EECP has been shown to have profound effects on central hemodynamics in patients with symptomatic or refractory left ventricular dysfunction. In our patients, already on optimal angiotensin-converting enzyme inhibitor, blocker, and diuretic therapy, EECP has increased cardiac output during treatment by more than 75%, reduced systemic vascular resistance by 20%-30%, and improved urine flow enough to restore diuretic responsiveness or allow diuretic dosage reduction. These changes in cardiac output and systemic vascular resistance are larger than any reported responses to oral or intravenous vasodilators or inodilators. EECP was shown to improve a load-independent measure of ventricular function, pre-load adjusted maximal power[11] indicating augmentation of intrinsic myocardial contractility. Additionally, EECP treatment increases nitric oxide production,[12,13] decreases endothelin levels,[14] increases vascular endothelial growth factor levels,[15] and decreases B-type natriuretic peptide levels[12] suggesting profound improvement in endothelial function, and a reduction of neurohormonal activation. Finally, EECP has demonstrated durable benefits in ischemic patients lasting for many multiples of the treatment duration.[6]

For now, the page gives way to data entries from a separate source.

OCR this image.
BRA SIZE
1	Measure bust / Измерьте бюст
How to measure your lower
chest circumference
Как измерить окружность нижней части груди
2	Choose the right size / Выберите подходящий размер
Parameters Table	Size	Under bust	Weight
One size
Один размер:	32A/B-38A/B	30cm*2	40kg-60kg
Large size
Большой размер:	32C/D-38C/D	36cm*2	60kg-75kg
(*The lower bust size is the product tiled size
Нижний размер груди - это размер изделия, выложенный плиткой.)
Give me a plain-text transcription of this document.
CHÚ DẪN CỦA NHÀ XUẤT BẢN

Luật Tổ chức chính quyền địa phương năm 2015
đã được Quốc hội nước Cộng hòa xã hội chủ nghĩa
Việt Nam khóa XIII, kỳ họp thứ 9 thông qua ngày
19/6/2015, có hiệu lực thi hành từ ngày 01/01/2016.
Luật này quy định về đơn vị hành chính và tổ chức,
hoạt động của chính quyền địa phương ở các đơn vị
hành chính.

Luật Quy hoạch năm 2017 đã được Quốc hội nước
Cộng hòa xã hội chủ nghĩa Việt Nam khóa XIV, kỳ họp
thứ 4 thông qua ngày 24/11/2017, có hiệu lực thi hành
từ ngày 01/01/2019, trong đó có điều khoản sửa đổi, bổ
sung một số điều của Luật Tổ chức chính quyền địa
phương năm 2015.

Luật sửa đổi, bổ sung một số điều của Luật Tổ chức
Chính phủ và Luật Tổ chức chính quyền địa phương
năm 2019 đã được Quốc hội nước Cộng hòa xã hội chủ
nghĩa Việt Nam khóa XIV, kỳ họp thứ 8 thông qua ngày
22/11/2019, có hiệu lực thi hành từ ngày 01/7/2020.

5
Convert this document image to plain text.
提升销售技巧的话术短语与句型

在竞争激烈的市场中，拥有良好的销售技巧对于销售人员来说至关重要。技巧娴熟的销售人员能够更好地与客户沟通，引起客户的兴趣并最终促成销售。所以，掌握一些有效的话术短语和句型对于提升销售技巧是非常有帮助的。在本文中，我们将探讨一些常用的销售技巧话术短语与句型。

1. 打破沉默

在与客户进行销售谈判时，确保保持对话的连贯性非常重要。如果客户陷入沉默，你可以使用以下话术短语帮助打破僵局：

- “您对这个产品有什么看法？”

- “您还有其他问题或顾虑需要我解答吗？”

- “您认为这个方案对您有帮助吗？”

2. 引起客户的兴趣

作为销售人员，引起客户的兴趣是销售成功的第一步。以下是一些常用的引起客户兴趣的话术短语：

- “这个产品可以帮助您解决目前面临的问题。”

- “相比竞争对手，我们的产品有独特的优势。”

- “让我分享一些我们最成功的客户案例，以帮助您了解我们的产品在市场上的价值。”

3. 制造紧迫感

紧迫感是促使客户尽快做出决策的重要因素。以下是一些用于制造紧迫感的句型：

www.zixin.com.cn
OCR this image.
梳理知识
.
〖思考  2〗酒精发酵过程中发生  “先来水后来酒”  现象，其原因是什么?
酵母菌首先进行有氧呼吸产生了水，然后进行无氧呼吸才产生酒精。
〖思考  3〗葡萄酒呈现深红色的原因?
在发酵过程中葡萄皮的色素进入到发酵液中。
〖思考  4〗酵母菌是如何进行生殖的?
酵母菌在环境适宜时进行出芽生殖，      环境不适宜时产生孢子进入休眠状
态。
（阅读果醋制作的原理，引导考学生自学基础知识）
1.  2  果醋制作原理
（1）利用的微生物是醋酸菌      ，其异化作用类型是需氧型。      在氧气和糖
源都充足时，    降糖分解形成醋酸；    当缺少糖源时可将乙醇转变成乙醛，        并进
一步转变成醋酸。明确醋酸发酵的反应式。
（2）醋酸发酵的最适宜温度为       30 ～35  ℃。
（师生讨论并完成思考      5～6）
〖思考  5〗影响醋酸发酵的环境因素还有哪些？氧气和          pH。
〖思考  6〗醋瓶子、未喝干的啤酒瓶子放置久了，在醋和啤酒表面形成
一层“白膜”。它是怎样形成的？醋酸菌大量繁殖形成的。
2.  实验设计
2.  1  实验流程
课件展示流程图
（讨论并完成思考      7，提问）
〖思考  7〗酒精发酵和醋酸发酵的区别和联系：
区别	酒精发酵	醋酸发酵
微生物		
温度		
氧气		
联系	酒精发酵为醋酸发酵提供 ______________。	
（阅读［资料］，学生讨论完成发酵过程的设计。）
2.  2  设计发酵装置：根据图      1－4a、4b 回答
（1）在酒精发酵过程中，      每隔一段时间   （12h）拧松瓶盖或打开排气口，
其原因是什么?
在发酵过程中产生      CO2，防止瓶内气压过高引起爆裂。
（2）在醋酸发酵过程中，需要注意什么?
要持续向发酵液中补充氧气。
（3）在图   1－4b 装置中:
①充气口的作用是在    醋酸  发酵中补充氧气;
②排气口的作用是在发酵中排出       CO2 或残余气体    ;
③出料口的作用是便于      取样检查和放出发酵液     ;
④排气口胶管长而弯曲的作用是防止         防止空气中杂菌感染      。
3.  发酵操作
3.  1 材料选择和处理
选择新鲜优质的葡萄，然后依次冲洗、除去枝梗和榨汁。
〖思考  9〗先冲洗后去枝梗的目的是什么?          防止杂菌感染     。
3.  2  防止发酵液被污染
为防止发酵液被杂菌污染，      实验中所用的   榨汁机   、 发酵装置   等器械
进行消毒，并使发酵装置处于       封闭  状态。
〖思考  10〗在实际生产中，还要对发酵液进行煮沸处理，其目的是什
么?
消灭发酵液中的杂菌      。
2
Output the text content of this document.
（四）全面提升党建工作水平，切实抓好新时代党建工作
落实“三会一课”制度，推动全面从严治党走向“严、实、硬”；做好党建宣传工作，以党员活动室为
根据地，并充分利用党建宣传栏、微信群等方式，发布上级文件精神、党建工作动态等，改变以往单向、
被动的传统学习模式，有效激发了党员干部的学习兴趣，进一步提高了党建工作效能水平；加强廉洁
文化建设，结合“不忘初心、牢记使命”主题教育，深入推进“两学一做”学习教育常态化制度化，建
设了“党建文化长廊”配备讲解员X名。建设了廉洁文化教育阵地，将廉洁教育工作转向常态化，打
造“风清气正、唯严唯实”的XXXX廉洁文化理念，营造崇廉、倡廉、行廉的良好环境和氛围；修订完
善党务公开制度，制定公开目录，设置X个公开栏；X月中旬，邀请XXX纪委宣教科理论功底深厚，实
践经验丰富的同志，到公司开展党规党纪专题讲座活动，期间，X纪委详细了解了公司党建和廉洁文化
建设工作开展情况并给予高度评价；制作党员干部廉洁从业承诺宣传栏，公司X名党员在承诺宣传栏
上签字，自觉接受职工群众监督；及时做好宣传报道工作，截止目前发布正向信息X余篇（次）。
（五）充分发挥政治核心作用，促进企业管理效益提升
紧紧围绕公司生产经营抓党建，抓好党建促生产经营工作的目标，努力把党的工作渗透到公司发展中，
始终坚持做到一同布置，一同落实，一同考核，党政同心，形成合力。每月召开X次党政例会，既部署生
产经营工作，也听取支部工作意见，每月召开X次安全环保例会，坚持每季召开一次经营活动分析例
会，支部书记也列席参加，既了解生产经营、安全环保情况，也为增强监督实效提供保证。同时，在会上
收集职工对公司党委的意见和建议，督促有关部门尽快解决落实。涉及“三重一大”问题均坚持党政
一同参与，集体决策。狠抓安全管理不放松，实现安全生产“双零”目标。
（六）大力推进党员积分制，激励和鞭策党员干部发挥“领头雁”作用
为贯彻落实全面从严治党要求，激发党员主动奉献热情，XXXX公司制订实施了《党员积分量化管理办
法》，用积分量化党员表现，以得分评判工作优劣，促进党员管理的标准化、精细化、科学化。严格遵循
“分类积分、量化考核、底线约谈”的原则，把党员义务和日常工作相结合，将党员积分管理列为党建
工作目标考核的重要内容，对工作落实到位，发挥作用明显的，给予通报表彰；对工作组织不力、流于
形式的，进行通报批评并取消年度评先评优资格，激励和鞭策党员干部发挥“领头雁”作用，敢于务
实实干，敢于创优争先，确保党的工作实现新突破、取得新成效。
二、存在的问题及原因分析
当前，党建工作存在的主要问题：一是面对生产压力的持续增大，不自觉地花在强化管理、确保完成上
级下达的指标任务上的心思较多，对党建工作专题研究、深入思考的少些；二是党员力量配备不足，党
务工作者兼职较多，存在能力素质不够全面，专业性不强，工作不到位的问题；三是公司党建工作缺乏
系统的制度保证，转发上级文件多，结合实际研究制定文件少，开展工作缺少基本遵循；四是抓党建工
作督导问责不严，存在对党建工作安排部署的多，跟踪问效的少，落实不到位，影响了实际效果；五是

In summary, these results strongly suggest, in my view, that EECP (Vasomedical Inc., Westbury, NY) will play an important role as an adjunctive hemodynamic treatment for CHF. It can readily be used if the patient is hypotensive, bradycardic, or fatigued from other efficacious medication treatments. It can be used whether or not the patient has an arrhythmia or automatic implantable cardioverter-defibrillator/pacemaker. It enhances overall patient functionality as shown in the paper by Soran et al.[3] It should also help reduce poor patient compliance due to polypharmacy by reducing dosage or number of pills taken, and improve follow-up and disease process educational efforts by virtue of the need for daily visits for treatment. The results of the PEECH trial, currently in progress, are eagerly anticipated.